10 abr. 2009

Fragmento de El Miedo (La Peur) de G. Chevallier

Transcribo un brevísimo fragmento de la obra de Gabriel Chevallier, El Miedo (La Peur) sobre sus experiencias como soldado francés durante la Gran Guerra. Gran obra que destaca sobretodo por la crudeza en la descripción de la guerra y por la dura crítica a la que somete a la cúpula militar y a una parte a la sociedad francesa por su papel durante el conflicto.  Fragmento, correspondiente a la página 80 de la edición en catalán, La Por.
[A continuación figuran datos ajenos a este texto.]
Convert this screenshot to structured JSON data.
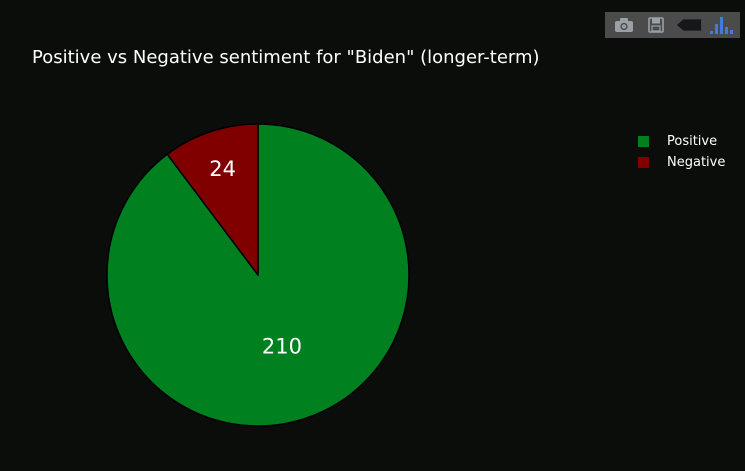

Traducción del catalán al castellano por un servidor: "De repente, el soldado que me precedía se agachó, y yo me arrastré a cuatro patas para pasar por debajo de montón de materiales. Me agaché detrás suyo. Cuando se levantó, dejó a la vista un hombre de cera, estirado panza arriba, que abría la boca sin aliento, unos ojos inexpresivos, un hombre frío, rígido, que debía haberse escondido bajo aquel ilusorio refugio de tablones para morir. Me encontraba bruscamente de cara con el primer cadáver reciente que había visto en mi vida. Mi rostro pasó a pocos centímetros del suyo, mi mirada encontró la suya vidriosa, mi mano tocó la suya que estaba helada, oscurecida por la sangre que se le había helado en las venas. Me pareció que el muerto, en aquel breve cara a cara que me imponía, me reprochaba su muerte y me amenazaba con su venganza. Esta impresión es una de las más horribles que tuve en el frente. Pero aquel muerto era como el vigilante de un reino de muertos. Aquel primer cadáver francés precedía centenares de cadáveres franceses. La trinchera estaba llena. Cadáveres en todas las posturas, que habían sufrido todo tipo de mutilaciones, esguinces y todos los suplicios. Cadáveres enteros, serenos y correctos como santos de relicario; cadáveres intactos, sin señales de heridas; cadáveres embadurnados de barros, sucios, como tirados de pasto a bestias inmundas. Cadáveres calmados, resignados, sin importancia; cadáveres terroríficos de seres que se negaron a morir, furiosos, inflados, resentidos, que exigían justicia y amenazaban. Todos con la boca torcida, las pupilas mates y su color de ahogados. Y fragmentos de cadáveres, jirones de carne y de uniformes, órganos, miembros desparejados, carne humana roja y violácea, como piezas de carnicería ya pasadas, grasas amarillentas y fofas, huesos que dejaban salir el tuétano, vísceras revueltas, como gusanos que temblaban al pisarlos. El cuerpo de un hombre muerto es un objeto de una repugnancia insuperable por aquello que es vivo [...]
Para huir de tanto horror, miré hacia el llano. Horror de nuevo, peor: el llano era azul.
El llano estaba cubierto de cadáveres de los nuestros, ametrallados, caídos con la cara hundida en el suelo, con las nalgas hacia arriba, indecentes, grotescos como marionetas, míseros como hombres, ay Dios!
Campos de héroes, cargamentos para los carros nocturnos…
Una voz, en la fila, formuló el pensamiento que todos callábamos: “Qué les ha pasado!”, que tuvo inmediatamente en nosotros este eco aún más profundo: “Qué nos pasará!”.
En breve publicaré una reseña más extensa sobre esta obra que algunos críticos y literatos franceses han descrito como la gran olvidada.